Lance Armstrong loses Tour de France titles

It’s a sad day for cycling but one that could finally be the end of possibly the most infamous era of the Tour de France. An era where in which far too many athletes turned to doping for the extra edge. Lance Armstrong has decided not to to seek an arbitration hearing to defend the charges that USADA laid against him.

Lance has never tested positive for doping and the whole thing seems like it’s a bit of a mess. The evidence will eventually be available to the public but at the moment it is still part of the on going case. It is suggested that members of the US Postal Service team were willing to testify against him along with competitors that have already been caught doping.

UPDATE: It’s official, the USADA have officially stripped Lance of all his titles and results from 1998 including his seven Tour de France victories.

I’m looking forward to see the scientific evidence that he cheated. I hope there is some and it’s not a case a people saying they saw him do it because really that does seem a bit lame. It has been a great year for cycling so far so it’s a shame for this to be still going on and to yet again spoil the sport.

The telegraph have a good roundup of what’s been happening and the full press release is over at

Here’s the official statement from Lance Armstrong:

There comes a point in every man’s life when he has to say, ‘Enough is enough’. For me, that time is now. I have been dealing with claims that I cheated and had an unfair advantage in winning my seven Tours since 1999. I had hoped that a federal court would stop USADA’s charade.
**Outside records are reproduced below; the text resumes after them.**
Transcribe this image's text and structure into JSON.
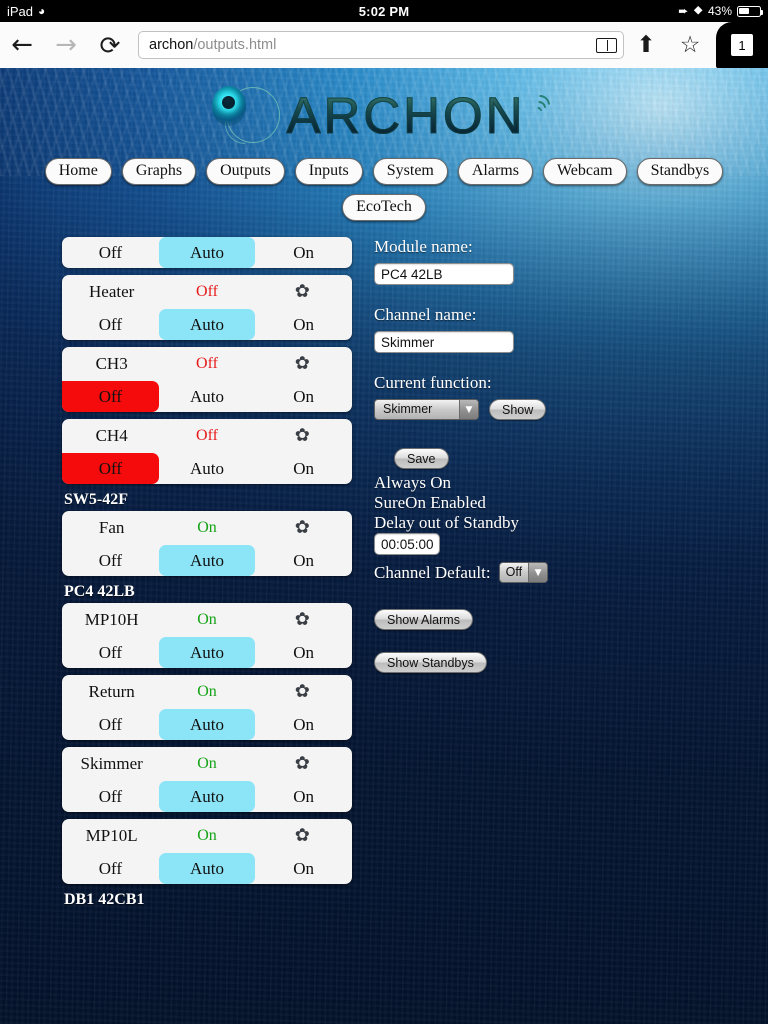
{
  "status_bar": {
    "carrier": "iPad",
    "wifi_icon": "wifi-icon",
    "time": "5:02 PM",
    "location_icon": "location-arrow-icon",
    "bluetooth_icon": "bluetooth-icon",
    "battery_percent": "43%"
  },
  "browser": {
    "back_icon": "←",
    "forward_icon": "→",
    "reload_icon": "⟳",
    "url_host": "archon",
    "url_path": "/outputs.html",
    "reader_icon": "reader-icon",
    "share_icon": "⬆",
    "bookmark_icon": "☆",
    "tab_count": "1"
  },
  "logo": {
    "text": "ARCHON"
  },
  "nav": {
    "row1": [
      "Home",
      "Graphs",
      "Outputs",
      "Inputs",
      "System",
      "Alarms",
      "Webcam",
      "Standbys"
    ],
    "row2": [
      "EcoTech"
    ]
  },
  "buttons": {
    "off": "Off",
    "auto": "Auto",
    "on": "On"
  },
  "gear_icon": "✿",
  "channels": [
    {
      "partial": true,
      "name": "",
      "state": "",
      "selected": "auto"
    },
    {
      "partial": false,
      "name": "Heater",
      "state": "Off",
      "state_kind": "off",
      "selected": "auto"
    },
    {
      "partial": false,
      "name": "CH3",
      "state": "Off",
      "state_kind": "off",
      "selected": "off"
    },
    {
      "partial": false,
      "name": "CH4",
      "state": "Off",
      "state_kind": "off",
      "selected": "off"
    }
  ],
  "groups": [
    {
      "title": "SW5-42F",
      "channels": [
        {
          "name": "Fan",
          "state": "On",
          "state_kind": "on",
          "selected": "auto"
        }
      ]
    },
    {
      "title": "PC4 42LB",
      "channels": [
        {
          "name": "MP10H",
          "state": "On",
          "state_kind": "on",
          "selected": "auto"
        },
        {
          "name": "Return",
          "state": "On",
          "state_kind": "on",
          "selected": "auto"
        },
        {
          "name": "Skimmer",
          "state": "On",
          "state_kind": "on",
          "selected": "auto"
        },
        {
          "name": "MP10L",
          "state": "On",
          "state_kind": "on",
          "selected": "auto"
        }
      ]
    }
  ],
  "bottom_group_title": "DB1 42CB1",
  "form": {
    "module_name_label": "Module name:",
    "module_name_value": "PC4 42LB",
    "channel_name_label": "Channel name:",
    "channel_name_value": "Skimmer",
    "current_function_label": "Current function:",
    "current_function_value": "Skimmer",
    "show_button": "Show",
    "save_button": "Save",
    "option_always_on": "Always On",
    "option_sureon": "SureOn Enabled",
    "option_delay": "Delay out of Standby",
    "delay_value": "00:05:00",
    "channel_default_label": "Channel Default:",
    "channel_default_value": "Off",
    "show_alarms_button": "Show Alarms",
    "show_standbys_button": "Show Standbys",
    "dropdown_arrow": "▼"
  },
  "colors": {
    "auto_selected": "#8ce4f7",
    "off_selected": "#f50b0b",
    "state_on": "#17a317",
    "state_off": "#e81b1b"
  }
}
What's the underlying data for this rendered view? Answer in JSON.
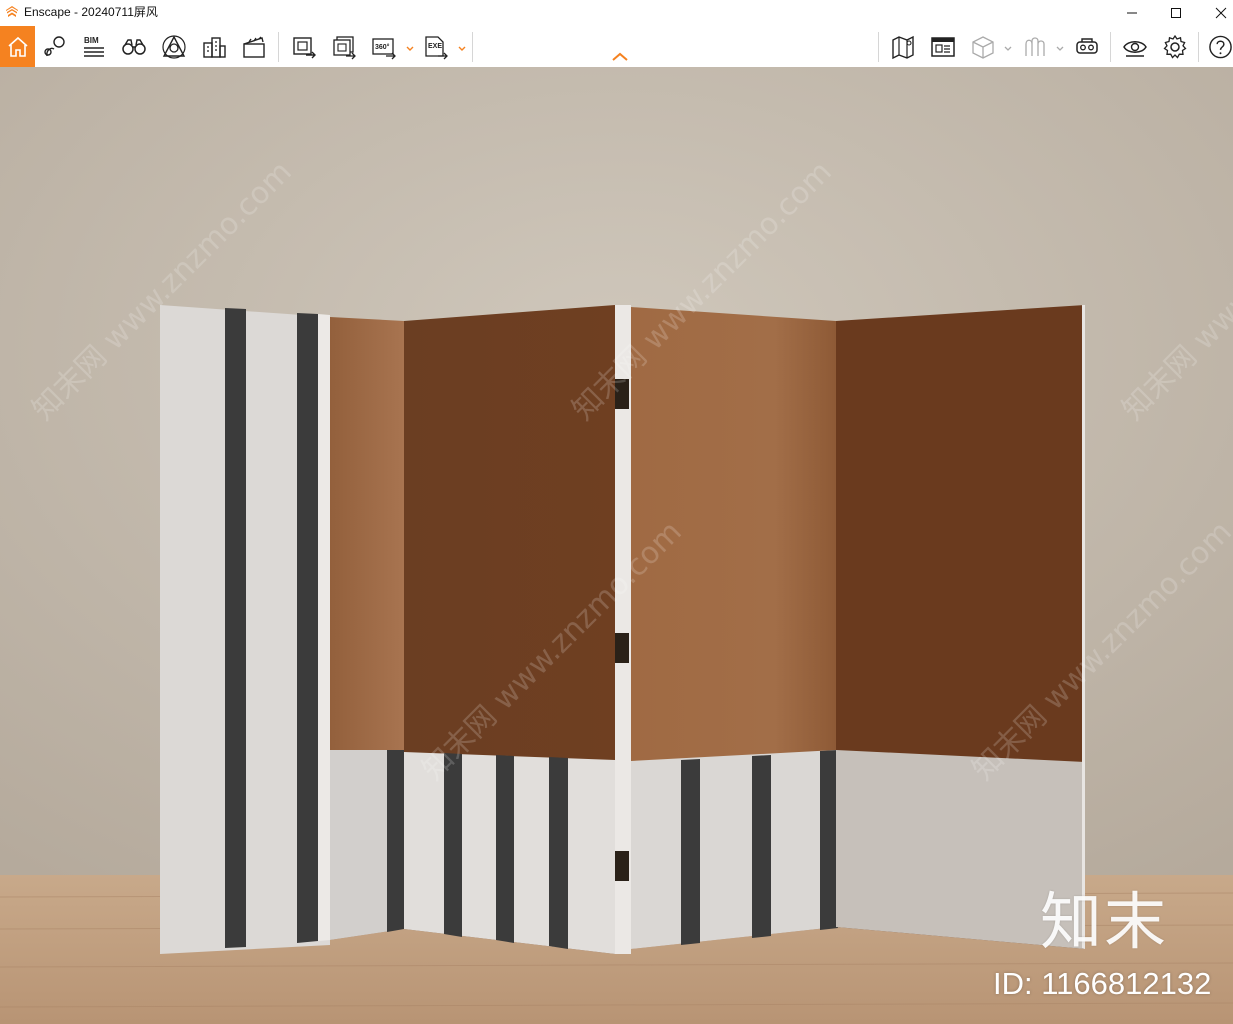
{
  "window": {
    "title": "Enscape - 20240711屏风",
    "controls": [
      "minimize",
      "maximize",
      "close"
    ]
  },
  "toolbar": {
    "left_icons": [
      {
        "name": "home-icon",
        "active": true
      },
      {
        "name": "view-management-icon"
      },
      {
        "name": "bim-icon",
        "label": "BIM"
      },
      {
        "name": "binoculars-icon"
      },
      {
        "name": "atmosphere-icon"
      },
      {
        "name": "buildings-icon"
      },
      {
        "name": "clapperboard-icon"
      },
      {
        "name": "screenshot-icon"
      },
      {
        "name": "batch-render-icon"
      },
      {
        "name": "panorama-360-icon",
        "label": "360°"
      },
      {
        "name": "export-exe-icon",
        "label": "EXE"
      }
    ],
    "right_icons": [
      {
        "name": "map-icon"
      },
      {
        "name": "asset-library-icon"
      },
      {
        "name": "cube-icon"
      },
      {
        "name": "materials-icon"
      },
      {
        "name": "vr-headset-icon"
      },
      {
        "name": "visibility-icon"
      },
      {
        "name": "settings-icon"
      },
      {
        "name": "help-icon"
      }
    ],
    "accent_color": "#f58220"
  },
  "viewport": {
    "watermark_logo": "知末",
    "watermark_id": "ID: 1166812132",
    "diagonal_watermark": "知末网 www.znzmo.com"
  }
}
Although the court was sympathetic to my concerns and recognized the many improprieties and deficiencies in USADA’s motives, its conduct, and its process, the court ultimately decided that it could not intervene. If I thought for one moment that by participating in USADA’s process, I could confront these allegations in a fair setting and – once and for all – put these charges to rest, I would jump at the chance.

But I refuse to participate in a process that is so one-sided and unfair. Today I turn the page. I will no longer address this issue, regardless of the circumstances. I will commit myself to the work I began before ever winning a single Tour de France title: serving people and families affected by cancer, especially those in underserved communities.